O último dia do congresso da Associação Americana de Diabetes (ADA), 26 de junho, reservou uma surpresa aos médicos participantes. Foram divulgados os resultados de fase 2 de um estudo que avaliou o impacto de um novo medicamento injetável, a retatrutida, da farmacêutica Eli Lilly, em 338 indivíduos com sobrepeso ou obesidade. Após um ano de tratamento, os pesquisadores constataram uma perda média de peso de 24,2%. Os resultados foram publicados no The New England Journal of Medicine.
“Esses medicamentos estão mudando o paradigma em termos de percentual de peso eliminado”, afirma o endocrinologista Carlos Eduardo Barra Couri, pesquisador na Faculdade de Medicina da USP de Ribeirão Preto, que acompanhou a apresentação dos dados. Ele se refere ao time formado ainda por semaglutida (ou Ozempic) e a tirzepatida.
Mas a retatrutida dá um passo além. De acordo com o médico, o diferencial da nova molécula é que ela age em três hormônios diferentes: GLP-1, GIP e glucagon. Na prática, significa que aumenta a saciedade, diminui a fome e ainda turbina o gasto metabólico basal – ou seja, ajuda na queima de calorias. Daí porque os resultados na perda de peso se mostram mais expressivos em comparação aos demais remédios que atuam contra a obesidade.
Outro desfecho importante visto nesse grupo foi uma melhora na esteatose hepática, a popular gordura no fígado, que pode ser pano de fundo para diversas complicações na saúde, como cirrose e até câncer.

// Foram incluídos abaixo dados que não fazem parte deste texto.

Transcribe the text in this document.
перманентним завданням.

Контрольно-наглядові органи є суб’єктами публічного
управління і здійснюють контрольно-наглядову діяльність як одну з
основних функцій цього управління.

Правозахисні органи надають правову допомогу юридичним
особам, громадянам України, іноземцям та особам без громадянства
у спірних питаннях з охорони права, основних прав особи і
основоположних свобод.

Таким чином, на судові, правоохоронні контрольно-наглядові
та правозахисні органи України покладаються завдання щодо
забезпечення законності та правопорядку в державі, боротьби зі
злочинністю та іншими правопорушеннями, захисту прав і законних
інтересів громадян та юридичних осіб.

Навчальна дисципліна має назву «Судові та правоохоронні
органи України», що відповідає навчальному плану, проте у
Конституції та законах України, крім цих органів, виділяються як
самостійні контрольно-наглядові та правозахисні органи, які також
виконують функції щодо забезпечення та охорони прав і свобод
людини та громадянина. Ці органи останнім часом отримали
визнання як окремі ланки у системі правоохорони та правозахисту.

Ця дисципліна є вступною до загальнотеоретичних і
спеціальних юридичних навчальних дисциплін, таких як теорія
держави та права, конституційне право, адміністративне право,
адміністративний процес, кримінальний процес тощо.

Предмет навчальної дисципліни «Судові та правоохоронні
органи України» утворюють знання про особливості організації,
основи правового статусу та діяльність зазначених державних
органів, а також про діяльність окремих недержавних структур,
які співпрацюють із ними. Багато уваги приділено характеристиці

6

Em alguns casos, a redução nesses índices chegou a 82%.
Mas o especialista faz questão de ressaltar que, “embora os resultados sejam extraordinários, estamos falando de estudos de fase 2″. Isto é, a quantidade de participantes é considerada pequena. “Só na fase 3 teremos dados mais confiáveis sobre a segurança. De qualquer forma, podemos dizer que a retatrutida passou pelas primeiras barreiras nesse aspecto”, comenta. Até o momento, o efeito colateral mais importante foi a náusea – nada muito diferente daquilo registrado com o uso da semaglutida.
Cabe destacar que as pesquisas de fase 3 já estão em andamento.
Impactos contra o diabetes
A retatrutida também foi avaliada entre pacientes com diabetes do tipo 2 – e os dados se mostraram igualmente animadores até aqui. Eles foram publicados no The Lancet. Nesse caso, 281 pacientes foram acompanhados durante 36 semanas. Os pesquisadores notaram, então, uma perda média de 17% no peso dos participantes. “Olhando o gráfico, percebemos que se trata de uma queda livre, que não atingiu um platô. Ou seja, se o acompanhamento continuasse, talvez a gente visse uma perda de peso mais expressiva ainda”, descreve Couri.
Segundo o especialista, outro efeito importante da retatrutida especialmente para esse grupo é que ela estimula o pâncreas a produzir mais insulina, o hormônio que ajuda a tirar o açúcar de circulação e, portanto, a controlar o diabetes.
“É importante lembrar que, mesmo entre pessoas que não perdem muito peso, esses medicamentos são excepcionais contra o diabetes”, esclarece Couri.
Acesso segue como o grande desafio
Mesmo que os estudos de fase 3 confirmem todo o potencial que a retatrutida representa para o tratamento da obesidade e do diabetes, o endocrinologista da USP de Ribeirão Preto aponta que o acesso ainda será um desafio no Brasil. “Estamos em um país que não tem uma política de tratamento para obesidade. No SUS, fala-se em dieta, exercício e cirurgia bariátrica. Ali, tratamento farmacológico não existe”, critica.
E quem decide comprar o medicamento precisa ajustar o orçamento familiar. No caso do Ozempic, o médico diz que o tratamento sai por volta de R$ 1 mil ao mês. “Isso impacta na adesão, porque é um tratamento crônico. E o maior erro dos pacientes é usar por alguns meses e, depois, parar”. Segundo ele, há estudos indicando que, ao interromper as aplicações, muita gente volta para a situação de base, jogando fora tudo o que foi conquistado até então.
“Tem muito chão ainda até a Anvisa aprovar o medicamento no Brasil. E podemos comemorar os dados preliminares. Mas, na minha cabeça, como médico que está na ponta, é essencial olharmos para esses medicamentos sob as perspectivas de acesso e engajamento”, avalia.